Contracts for new home sales expanded by 5.8% in March, according to estimates from the joint data release of HUD and the Census Bureau. The growth in sales continues along a positive trend for the market, which is supported by solid job growth, improving household formations, continuing favorable housing affordability conditions, and tight existing home inventory.
The seasonally adjusted annual pace for March new single-family home sales was 621,000. The three-month moving average is currently at a post-recession high (598,000). The March rate is 5.8% better than February and a 15.6% gain over a year ago. The growth in March sales represented an upside surprise, given the good weather in February and poor weather conditions for significant parts of the nation in March.
Inventory growth continued in March. After hovering near 240,000 for most of 2016, inventory has now risen to 268,000 homes. The current months’ supply number stands at a healthy 5.2. Given tight existing inventory, more new homes are required to meet housing demand.
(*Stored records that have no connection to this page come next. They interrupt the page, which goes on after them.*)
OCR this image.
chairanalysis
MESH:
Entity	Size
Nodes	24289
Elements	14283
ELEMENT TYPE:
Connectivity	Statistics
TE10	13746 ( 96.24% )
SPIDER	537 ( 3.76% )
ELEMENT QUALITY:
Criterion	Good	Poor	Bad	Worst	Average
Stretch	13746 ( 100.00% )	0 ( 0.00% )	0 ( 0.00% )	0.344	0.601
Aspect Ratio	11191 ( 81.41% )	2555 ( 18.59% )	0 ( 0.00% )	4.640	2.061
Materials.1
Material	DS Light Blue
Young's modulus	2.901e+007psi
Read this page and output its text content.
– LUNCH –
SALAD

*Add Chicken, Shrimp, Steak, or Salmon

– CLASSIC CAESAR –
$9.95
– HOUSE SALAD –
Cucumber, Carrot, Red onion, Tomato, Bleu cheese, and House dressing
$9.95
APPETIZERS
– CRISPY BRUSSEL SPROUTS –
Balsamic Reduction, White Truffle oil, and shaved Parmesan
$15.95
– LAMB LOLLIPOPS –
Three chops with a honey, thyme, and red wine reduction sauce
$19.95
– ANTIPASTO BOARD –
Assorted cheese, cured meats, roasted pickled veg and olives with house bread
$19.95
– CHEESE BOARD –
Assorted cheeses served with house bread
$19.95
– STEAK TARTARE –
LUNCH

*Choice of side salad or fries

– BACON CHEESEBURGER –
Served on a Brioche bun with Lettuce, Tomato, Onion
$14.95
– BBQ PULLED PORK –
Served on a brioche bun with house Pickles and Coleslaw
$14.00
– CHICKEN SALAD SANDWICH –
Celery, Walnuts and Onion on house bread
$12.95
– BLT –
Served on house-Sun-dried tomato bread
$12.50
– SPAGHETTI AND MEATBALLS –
The most recent data also indicate a growing share of homes not-yet-started in builder inventory. For example, on a year-over-year basis, homes under construction in inventory have increased by 3.5% over the last year. Completed, ready-to-occupy homes (there are only 63,000) are up 7% since March 2016. In contrast, homes not-yet-started listed in inventory have increased 50%, from 38,000 in March of 2016 to 57,000 last month. This is consistent with growing housing demand.
Median new home sales price (price of the home in the middle of the distribution) rose to $315,100, consistent with inventory broadening. Average home price jumped to $388,200. There was surprising sales growth in the relatively small market of new homes priced $150,000 or below (6% of sales, up from 4% a year ago).
Regionally, there was strong sales growth in the Northeast (25.8%) and the West (16.7%). Flat or declining conditions were reported in the South (1.6%) and the Midwest (-4.5%) where snow and other weather factors had an impact.
Solid builder confidence and ongoing tight inventory conditions suggest continued growth for single-family construction in the months ahead. Pricing remains an open question, given rising construction prices and increasing interest rates. New homes will need to be competitively priced, even as prices for existing homes continue to grow. For this reason, we continue to expect a broadening of the new home inventory base and slight declines in median new home size. On the cost side, increases in lumber costs due to trade duties are yet another factor for builders to manage.